Donald Trump Jr. says COVID deaths ‘are almost nothing’ on the day nearly 1,000 Americans died from the virus
- The president’s oldest son was speaking to Fox News’ Laura Ingraham Thursday
- Daily deaths remain low compared the counts seen in the spring, but are now creeping toward 1,000 a day, with 974 fatalities recorded Thursday
- 994 Americans died on Wednesday; 985 fatalities were reported Tuesday
- According to data through October 28, the seven-day rolling average for daily new deaths rose over the past two weeks from 724 to 787
- More than 8 million Americans have tested positive; 228, 647 have died
- ‘Why aren’t they talking about deaths…because the numbers are almost nothing’, Don Jr. said, directing viewers to his Instagram account to look at them
Donald Trump Jr. on Thursday said COVID deaths ‘are almost nothing’ on the day nearly 1,000 Americans died from the virus and as cases hit a record high.
The president’s oldest son told Fox News‘ Laura Ingraham that CNN‘s Sanjay Gupta and those who agree with him are ‘truly morons’ for warning voters who have attended his father’s rallies to quarantine for 14 days.
Daily deaths remain low compared the counts seen in the spring, but are now creeping toward 1,000 a day, with 974 fatalities recorded Thursday, 994 on Wednesday and 985 fatalities reported Tuesday. More than 8 million Americans have tested positive; 228, 647 have died.
Don Jr. said: ‘I put it on my Instagram a couple of days ago, because I went through the CDC, because I kept hearing about new infections. Why are they talking — why aren’t they talking about deaths? Oh, oh! Because the numbers are almost nothing, because we’ve gotten control of thing and we understand how it works.

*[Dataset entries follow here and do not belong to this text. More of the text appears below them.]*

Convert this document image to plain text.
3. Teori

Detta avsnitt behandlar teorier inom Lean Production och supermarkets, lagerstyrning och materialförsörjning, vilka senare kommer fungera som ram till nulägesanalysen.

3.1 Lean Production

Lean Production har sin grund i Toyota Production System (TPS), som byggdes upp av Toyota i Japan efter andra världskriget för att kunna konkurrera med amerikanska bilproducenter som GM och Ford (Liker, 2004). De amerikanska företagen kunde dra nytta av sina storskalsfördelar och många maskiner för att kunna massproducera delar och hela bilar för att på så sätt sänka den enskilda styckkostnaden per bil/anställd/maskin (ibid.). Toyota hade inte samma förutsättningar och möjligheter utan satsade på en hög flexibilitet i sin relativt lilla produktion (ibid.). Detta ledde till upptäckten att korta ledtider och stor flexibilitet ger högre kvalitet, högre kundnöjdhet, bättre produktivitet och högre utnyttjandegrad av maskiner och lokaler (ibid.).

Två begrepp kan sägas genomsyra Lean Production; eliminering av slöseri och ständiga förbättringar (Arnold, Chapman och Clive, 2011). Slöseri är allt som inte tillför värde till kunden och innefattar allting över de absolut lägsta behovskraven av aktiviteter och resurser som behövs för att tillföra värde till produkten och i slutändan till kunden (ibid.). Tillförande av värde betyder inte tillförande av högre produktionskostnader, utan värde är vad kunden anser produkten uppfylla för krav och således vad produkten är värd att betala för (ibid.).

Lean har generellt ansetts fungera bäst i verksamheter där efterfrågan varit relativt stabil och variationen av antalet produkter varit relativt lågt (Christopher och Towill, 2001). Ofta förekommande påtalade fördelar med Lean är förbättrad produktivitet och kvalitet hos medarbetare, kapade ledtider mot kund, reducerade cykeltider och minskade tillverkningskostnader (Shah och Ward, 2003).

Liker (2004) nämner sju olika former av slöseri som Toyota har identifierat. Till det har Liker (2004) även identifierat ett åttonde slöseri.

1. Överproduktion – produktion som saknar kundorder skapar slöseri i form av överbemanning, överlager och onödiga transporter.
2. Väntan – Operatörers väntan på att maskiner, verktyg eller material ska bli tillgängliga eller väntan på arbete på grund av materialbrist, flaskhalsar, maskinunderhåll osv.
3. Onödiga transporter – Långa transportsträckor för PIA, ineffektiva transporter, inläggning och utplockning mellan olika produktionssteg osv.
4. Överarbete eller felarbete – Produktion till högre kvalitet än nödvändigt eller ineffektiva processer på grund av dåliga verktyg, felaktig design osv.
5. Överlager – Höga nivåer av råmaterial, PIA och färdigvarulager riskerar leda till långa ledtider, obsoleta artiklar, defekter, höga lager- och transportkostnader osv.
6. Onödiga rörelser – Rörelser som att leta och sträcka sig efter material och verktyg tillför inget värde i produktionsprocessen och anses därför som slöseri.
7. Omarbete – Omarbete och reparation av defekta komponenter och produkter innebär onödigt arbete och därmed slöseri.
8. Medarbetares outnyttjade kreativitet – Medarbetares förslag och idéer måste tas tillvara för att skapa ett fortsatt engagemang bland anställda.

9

‘We have the therapeutics to deal with it. If you look at my Instagram, [Covid deaths have] gone to almost nothing. We are outperforming Europe in a positive way. We’ve gotten a hold of it.’
With the presidential election just five days days away, coronavirus cases, hospitalizations and deaths are all on sharp upward track in the US as the average number of daily infections reached a record high on Wednesday.
According to data through October 28 from Johns Hopkins University, the seven-day rolling average for daily new deaths rose over the past two weeks from 724 to 787.
Donald Trump Jr., right, on Thursday said COVID deaths ‘are almost nothing’ on the day nearly 1,000 Americans died from the virus and as cases hit a record high. The president’s oldest son appeared on the Laura Ingraham, left, show
The president has repeatedly criticized Biden for saying he would follow the scientists and claimed the Democrat would shut the country down.
And Don Jr, added: ‘They want to shutdown the country. Why don’t we shut down for 10 or 15 years, Laura? Why don’t we do that? Your kid can learn from their iPhone.
‘They can go to school on their phone for the next five years. I’m sure that won’t affect their education.’
In a final interjection he said: ‘The rising case numbers are because they’re testing more. They don’t talk about that either.’
Health and Human Services Assistant Secretary Adm. Brett Giroir has said: ‘We do believe, and the data show, cases are going up — it’s not just a function of testing.’
The seven-day rolling average number of new daily cases hit a record high of 74,134, according to a DailyMail.com analysis of data from Johns Hopkins University. A total of 78,981 new infections were recorded on Wednesday.
Hospitalizations have surged by 52 percent in the past month, with 45,045 people in the US hospitalized as of Wednesday.
That’s the greatest number of people receiving inpatient care for COVID-19 since the July peak of nearly 60,000 hospitalizations.
Health care facilities are near the point of buckling under the burden of these coronavirus patients. Hospitals beds and ICUs are running out in Wisconsin, Colorado and parts of Tennessee, Illinois and Ohio.
Fifteen states have test positive rates of 10 per cent or higher, considered an indicator of widespread transmission. The picture is not all bleak because there are also states that have succeeded in curbing previous surges.
But test positive rates have been rising in 45 states, according to the COVID Tracking Project.